For all they can do, these tools have limitations. AI-generated content lacks the context, depth, and—truly—the emotion that only comes from being human. For instance, an LLM might write a technically sound story, but it’s not advanced enough to capture the voice, flow, and nuanced style a human writer could weave into the narrative. If it gets close, the output is a result of hours and hours of human work—guided (really sculpted) by tailored prompts, personal insights, and thoughtful editing.

It’s the same for generative AI images and video: A crafted prompt still delivers an imperfect result. As an example, we often have to use Photoshop to elevate AI-generated images—whether that’s to infuse them with brand identity or cultural nuance.

In short, it takes more than a machine to create a compelling story.

These exercises with technology are making us work in more creative ways. And making us think hard about our definition of creativity.

The concept of “creativity” shows up in variants that not only characterize our work, but reference what we produce, and our identities—in the industry, and as people who are rewarded by creative acts. (We “are creative,” we “make creative,” we “are creatives.”)

Creativity is subjective in its interpretation, yet central to our value. So, the practice of questioning and reserving time to “just think about it” allows us to ground ourselves amidst rapid technological advancements.

Although AI tools can provide shortcuts to new ways of thinking, visualizing, and communicating, and add ease to processes that would typically take (at least) twice as long, they don’t quite yet have the autonomous capacity for creativity—the connective tissue required for genuine engagement and audience resonance.

Creativity in practice. (The practice of being human.)

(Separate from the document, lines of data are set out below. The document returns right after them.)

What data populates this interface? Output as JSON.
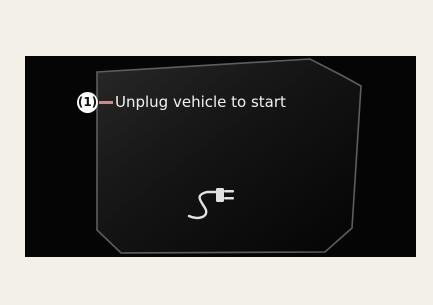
{
  "display": {
    "callout_number": "(1)",
    "message": "Unplug vehicle to start",
    "icon": "charging-plug-icon",
    "colors": {
      "page_background": "#f3f0e7",
      "screen_background": "#050505",
      "text": "#f1f1f1",
      "callout_line": "#c98a88",
      "icon": "#e2e2e2"
    }
  }
}
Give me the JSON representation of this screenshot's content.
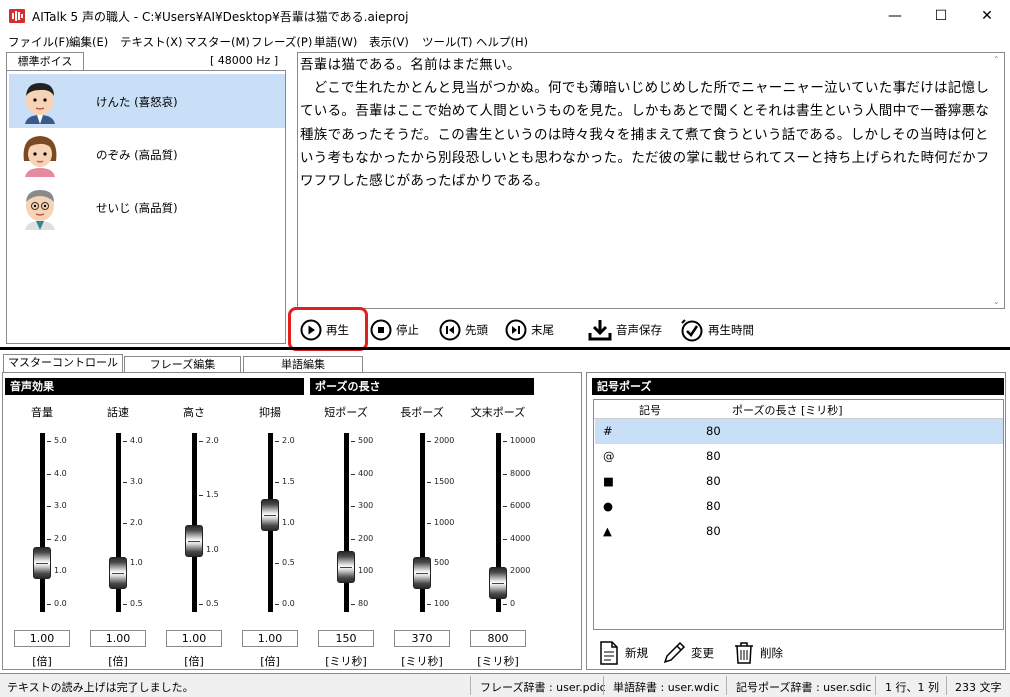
{
  "window": {
    "title": "AITalk 5 声の職人 - C:¥Users¥AI¥Desktop¥吾輩は猫である.aieproj",
    "minimize": "—",
    "maximize": "☐",
    "close": "✕"
  },
  "menu": [
    "ファイル(F)",
    "編集(E)",
    "テキスト(X)",
    "マスター(M)",
    "フレーズ(P)",
    "単語(W)",
    "表示(V)",
    "ツール(T)",
    "ヘルプ(H)"
  ],
  "voice_panel": {
    "tab": "標準ボイス",
    "sample_rate": "[ 48000 Hz ]",
    "voices": [
      {
        "name": "けんた (喜怒哀)",
        "selected": true
      },
      {
        "name": "のぞみ (高品質)",
        "selected": false
      },
      {
        "name": "せいじ (高品質)",
        "selected": false
      }
    ]
  },
  "editor": {
    "text": "吾輩は猫である。名前はまだ無い。\n　どこで生れたかとんと見当がつかぬ。何でも薄暗いじめじめした所でニャーニャー泣いていた事だけは記憶している。吾輩はここで始めて人間というものを見た。しかもあとで聞くとそれは書生という人間中で一番獰悪な種族であったそうだ。この書生というのは時々我々を捕まえて煮て食うという話である。しかしその当時は何という考もなかったから別段恐しいとも思わなかった。ただ彼の掌に載せられてスーと持ち上げられた時何だかフワフワした感じがあったばかりである。"
  },
  "toolbar": {
    "play": "再生",
    "stop": "停止",
    "head": "先頭",
    "tail": "末尾",
    "save_audio": "音声保存",
    "play_time": "再生時間"
  },
  "control_tabs": [
    "マスターコントロール",
    "フレーズ編集",
    "単語編集"
  ],
  "sections": {
    "effects": "音声効果",
    "pause_length": "ポーズの長さ",
    "symbol_pause": "記号ポーズ"
  },
  "sliders": [
    {
      "label": "音量",
      "value": "1.00",
      "unit": "[倍]",
      "ticks": [
        "5.0",
        "4.0",
        "3.0",
        "2.0",
        "1.0",
        "0.0"
      ],
      "level": 0.2
    },
    {
      "label": "話速",
      "value": "1.00",
      "unit": "[倍]",
      "ticks": [
        "4.0",
        "3.0",
        "2.0",
        "1.0",
        "0.5"
      ],
      "level": 0.14
    },
    {
      "label": "高さ",
      "value": "1.00",
      "unit": "[倍]",
      "ticks": [
        "2.0",
        "1.5",
        "1.0",
        "0.5"
      ],
      "level": 0.34
    },
    {
      "label": "抑揚",
      "value": "1.00",
      "unit": "[倍]",
      "ticks": [
        "2.0",
        "1.5",
        "1.0",
        "0.5",
        "0.0"
      ],
      "level": 0.5
    },
    {
      "label": "短ポーズ",
      "value": "150",
      "unit": "[ミリ秒]",
      "ticks": [
        "500",
        "400",
        "300",
        "200",
        "100",
        "80"
      ],
      "level": 0.18
    },
    {
      "label": "長ポーズ",
      "value": "370",
      "unit": "[ミリ秒]",
      "ticks": [
        "2000",
        "1500",
        "1000",
        "500",
        "100"
      ],
      "level": 0.14
    },
    {
      "label": "文末ポーズ",
      "value": "800",
      "unit": "[ミリ秒]",
      "ticks": [
        "10000",
        "8000",
        "6000",
        "4000",
        "2000",
        "0"
      ],
      "level": 0.08
    }
  ],
  "symbol_table": {
    "headers": [
      "記号",
      "ポーズの長さ [ミリ秒]"
    ],
    "rows": [
      {
        "symbol": "#",
        "length": "80"
      },
      {
        "symbol": "@",
        "length": "80"
      },
      {
        "symbol": "■",
        "length": "80"
      },
      {
        "symbol": "●",
        "length": "80"
      },
      {
        "symbol": "▲",
        "length": "80"
      }
    ],
    "buttons": {
      "new": "新規",
      "edit": "変更",
      "delete": "削除"
    }
  },
  "status": {
    "message": "テキストの読み上げは完了しました。",
    "phrase_dict": "フレーズ辞書 : user.pdic",
    "word_dict": "単語辞書 : user.wdic",
    "symbol_dict": "記号ポーズ辞書 : user.sdic",
    "position": "1 行、1 列",
    "char_count": "233 文字"
  },
  "colors": {
    "selection": "#c9dff7",
    "highlight": "#e32020"
  }
}
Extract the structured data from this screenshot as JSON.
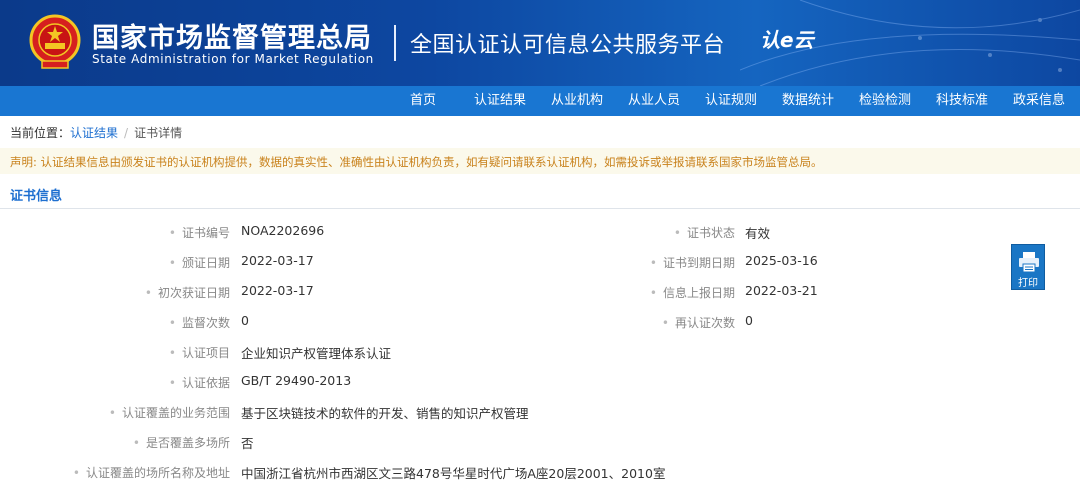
{
  "header": {
    "agency_cn": "国家市场监督管理总局",
    "agency_en": "State Administration for Market Regulation",
    "platform": "全国认证认可信息公共服务平台",
    "logo_text": "认e云",
    "emblem_icon": "national-emblem-icon",
    "brand_color": "#0d47a1"
  },
  "nav": {
    "items": [
      "首页",
      "认证结果",
      "从业机构",
      "从业人员",
      "认证规则",
      "数据统计",
      "检验检测",
      "科技标准",
      "政采信息"
    ],
    "bg_color": "#1976d2"
  },
  "breadcrumb": {
    "prefix": "当前位置：",
    "link": "认证结果",
    "separator": "/",
    "current": "证书详情"
  },
  "disclaimer": "声明: 认证结果信息由颁发证书的认证机构提供，数据的真实性、准确性由认证机构负责，如有疑问请联系认证机构，如需投诉或举报请联系国家市场监管总局。",
  "section": {
    "title": "证书信息"
  },
  "fields_left": [
    {
      "label": "证书编号",
      "value": "NOA2202696"
    },
    {
      "label": "颁证日期",
      "value": "2022-03-17"
    },
    {
      "label": "初次获证日期",
      "value": "2022-03-17"
    },
    {
      "label": "监督次数",
      "value": "0"
    },
    {
      "label": "认证项目",
      "value": "企业知识产权管理体系认证"
    },
    {
      "label": "认证依据",
      "value": "GB/T 29490-2013"
    },
    {
      "label": "认证覆盖的业务范围",
      "value": "基于区块链技术的软件的开发、销售的知识产权管理"
    },
    {
      "label": "是否覆盖多场所",
      "value": "否"
    },
    {
      "label": "认证覆盖的场所名称及地址",
      "value": "中国浙江省杭州市西湖区文三路478号华星时代广场A座20层2001、2010室"
    }
  ],
  "fields_right": [
    {
      "label": "证书状态",
      "value": "有效"
    },
    {
      "label": "证书到期日期",
      "value": "2025-03-16"
    },
    {
      "label": "信息上报日期",
      "value": "2022-03-21"
    },
    {
      "label": "再认证次数",
      "value": "0"
    }
  ],
  "print": {
    "label": "打印",
    "icon": "printer-icon"
  }
}
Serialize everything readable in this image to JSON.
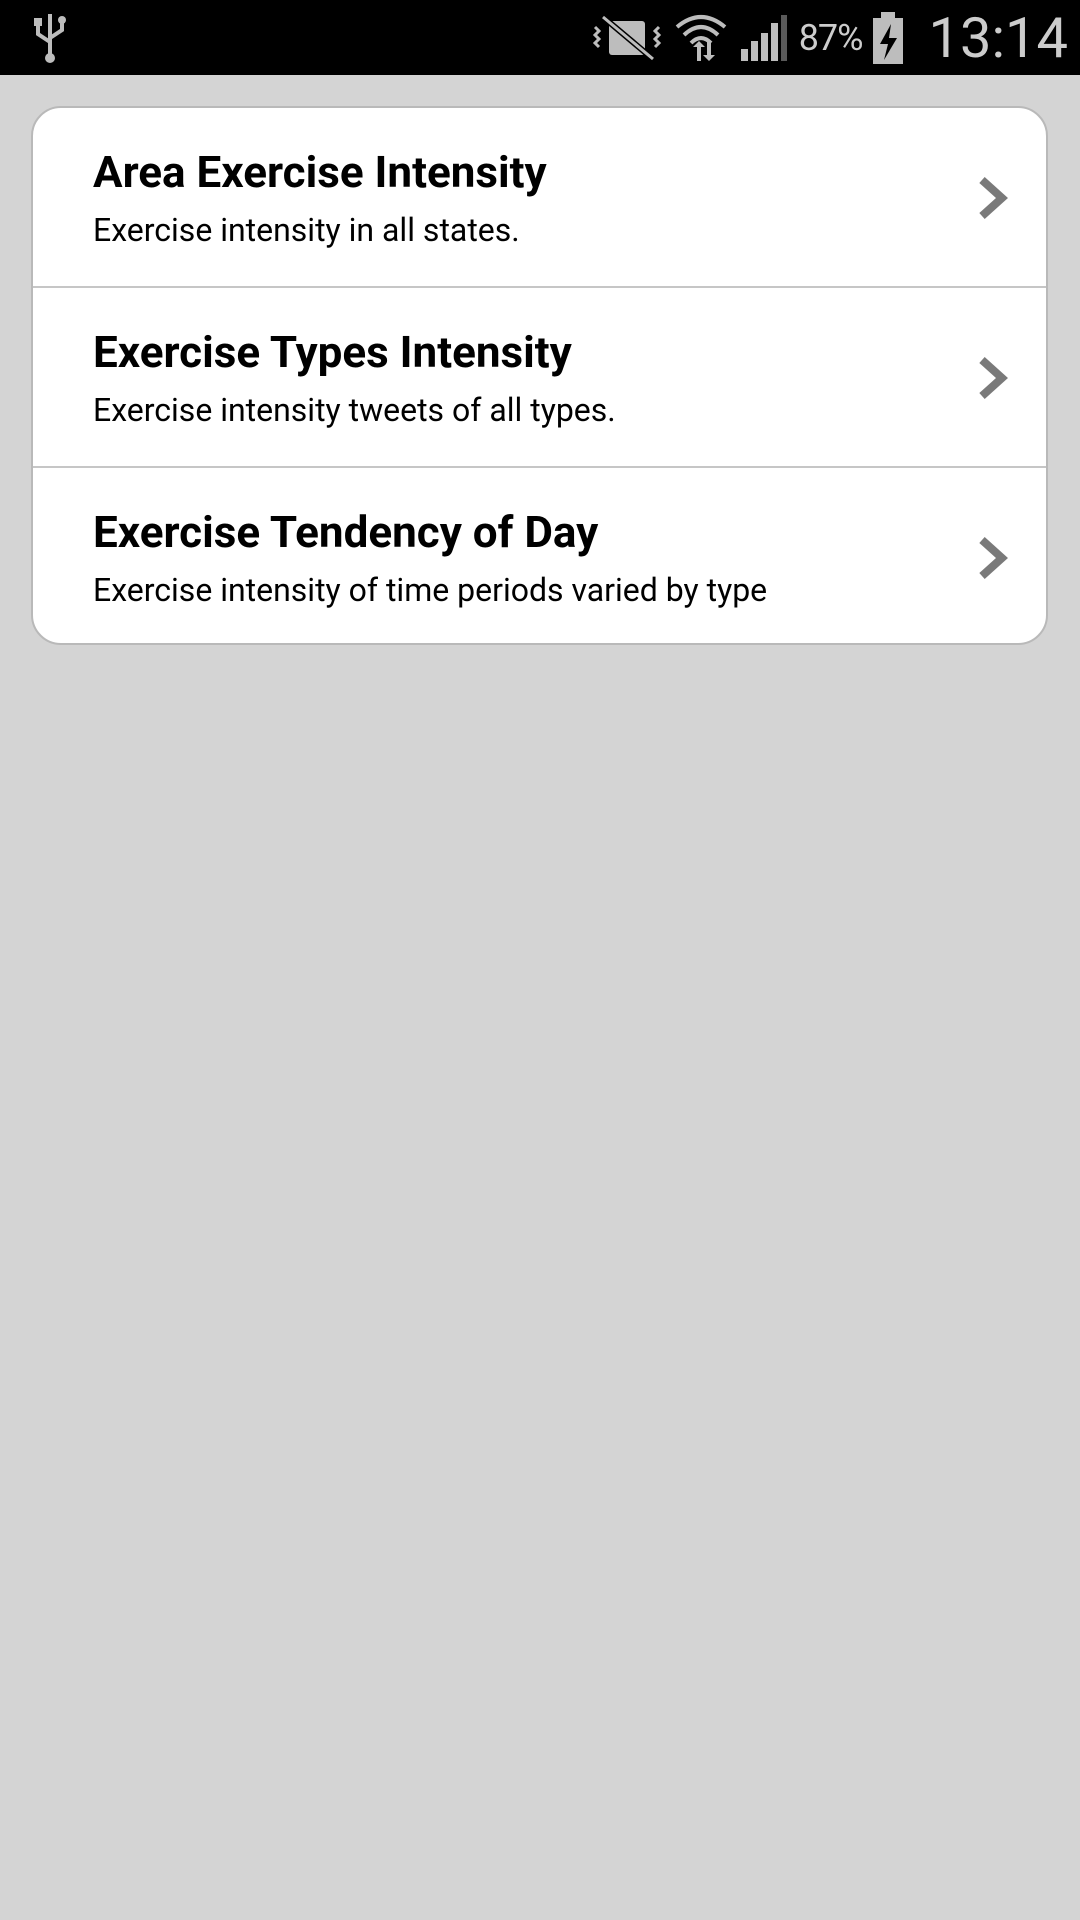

It’s multifaceted and manifests in everything we do—including, and especially, when working with AI tools. And to simplify things here, we reflect on four keys: problem solving, communication, collaboration, and play.

1. Problem solving.

Where our creativity begins—analysis, ideation, and implementation. We’re like puzzle makers, assessing every campaign or project from a wide view, then working with a juxtaposition of people, tools, and methods to solve it. And since the path isn’t always clear from the start, we combine unconventional angles, imagination, critical thinking, and practicality along the way. There’s always space for novelty—and surprise.

2. Communication.

To exercise creativity is to express—to skillfully craft and deliver engaging and informative messages as creative output. This means storytelling, engaging, just gripping people with work that resonates. Creativity is embodied in every discipline—an artist painting their canvas, a scientist discovering a new species, or an engineer sending rockets into space. Through it all, the aim is to present a new potential, a new line of thought. And hopefully start a conversation.

3. Collaboration.

Cross-pollination. Nurturing. Refinement. Creativity must have perspective. It combines research, experience, and skill to foster something new (a new insight, concept, or way to execute). It doesn’t happen in a silo. By sharing knowledge and expertise, inspiration strikes harder and synergy flows faster. A strength exists in the collective brainpower of strategists, writers, designers, filmmakers, and project managers—and provides a necessary push and pull through processes to achieve a more potent result.

4. Play.

Play—the result of natural curiosity—is inherently creative. It’s an act of divergence, of envisioning, all without fear of consequence. It’s like wandering your neighborhood with intuition as your guide. Maybe you’ll discover a hidden side street, notice that tiny purple flower sprouting from the sidewalk, or hear a mysterious birdsong. Play is the space where you breathe and grow—and that’s where inspiration comes from.

These counterparts of creativity are more than a machine. Humans aren’t going anywhere (at least for a minute). The synergy between human and technology pushes us to redefine what’s possible—and propels our creativity forward.